The U.S. IPO market got a shot in the arm Thursday after a high-frequency trader, a handicrafts marketplace, and a party-supply retailer all jumped in their trading debuts.
Etsy Inc., the website for artisans, logged the biggest gain, surging 88 percent in its first trade after it raised $307 million in its initial public offering. Virtu Financial Inc. gained 17 percent and retailer Party City Holdco Inc. jumped 22 percent.
Together with small biotechnology company KemPharm Inc., which rose about 2 percent, the companies raised over $1 billion, the most since early February. Etsy, Virtu and Party City all exercised their greenshoes, which enabled the underwriters to sell more stock and increase their respective deal sizes by 15 percent.
The handful of deals won’t alone be enough to reverse a sharp slowdown in U.S. IPO activity -- the first-quarter was the slowest for new listings since 2009 -- but their success could encourage others to follow suit.
“There seems to be a bit of an enhanced appetite for risky assets,” said Max Wolff, the chief economist at Manhattan Venture Partners, an investment firm focused on late-stage companies. “I think it’s given the IPO window a second wind.”

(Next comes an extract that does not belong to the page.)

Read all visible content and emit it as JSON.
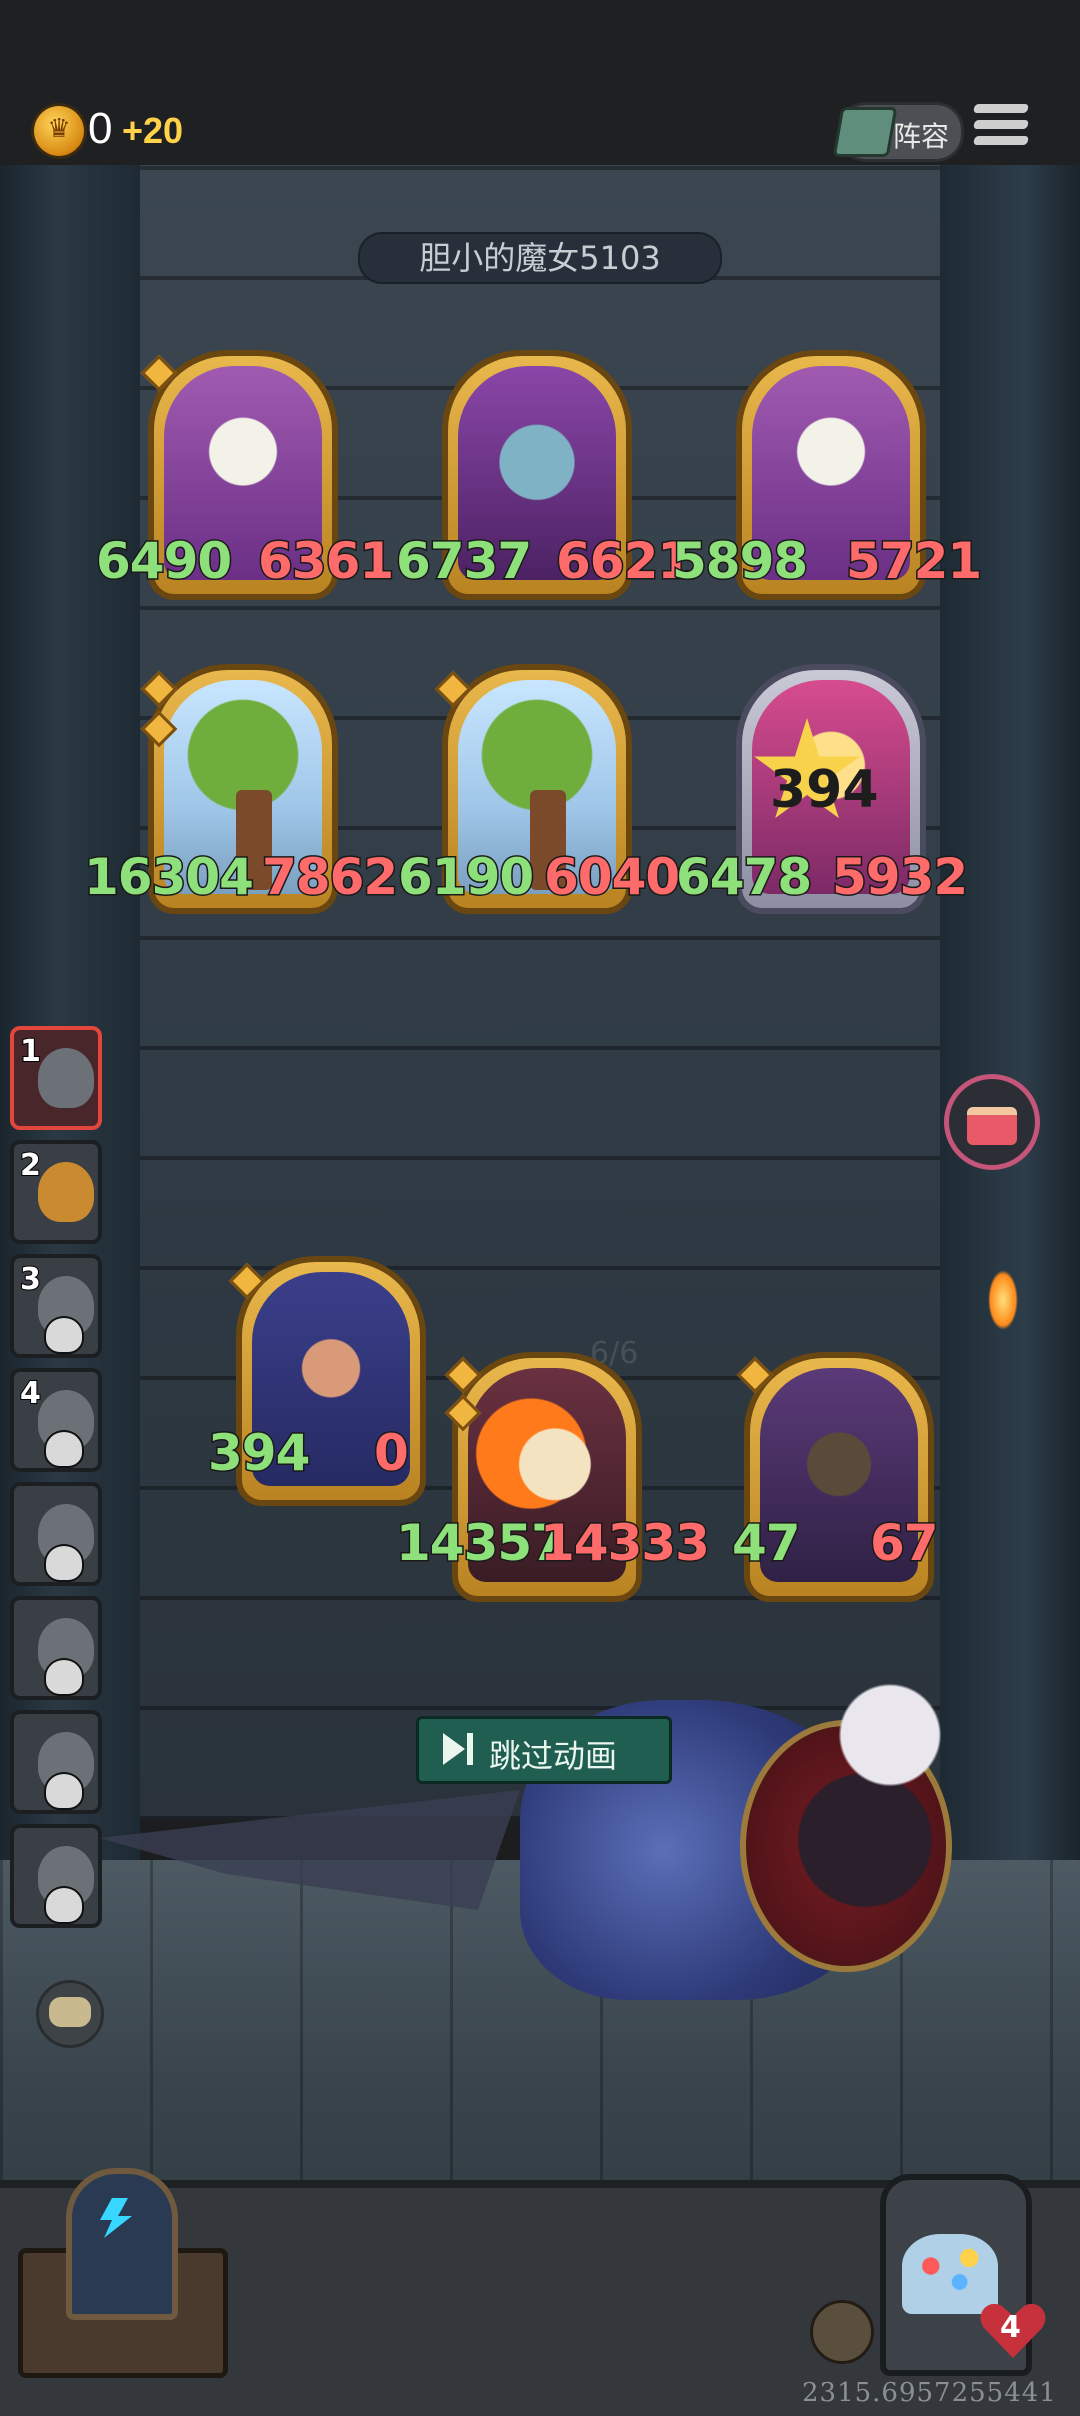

For Party City, the largest U.S. party-supplies retailer, and Virtu, which uses computerized strategies to buy and sell everything from stocks to currencies, the successful debuts came after earlier plans were delayed.
Virtu last year shelved its IPO plan after Michael Lewis’s “Flash Boys” directed unprecedented scrutiny onto high-frequency traders. The book alleged they, together with Wall Street brokerages and exchanges, were making money at the expense of slower-moving asset managers.
Virtu’s defenders argue that high-frequency trading reduces costs and provide liquidity that benefits other investors. The criticism wasn’t an issue among new investors, Chief Executive Officer Doug Cifu said in a telephone interview Wednesday.
“We spent very little time discussing regulatory issues or controversies,” he said.
Party City has been trying to go public since 2011. The Elmsford, New York-based company delayed its deal amid a stock-market slump and later sold a stake to Thomas H. Lee Partners LP. It then refiled for an IPO in January 2014.
Etsy’s route to an IPO was a little more straightforward: the company only filed for its IPO in March. As a public company, though, Etsy faces two unique challenges. It will have to keep the artisans and craftmakers who sell their products on the site happy, as it seeks to build scale for investors.
It also has to continue to meet the strict social and environmental commitments that it’s made as a B Corporation. For example, about $300,000 of the IPO proceeds will fund Etsy.org, a non-profit for educating women and minorities on how to create their own businesses.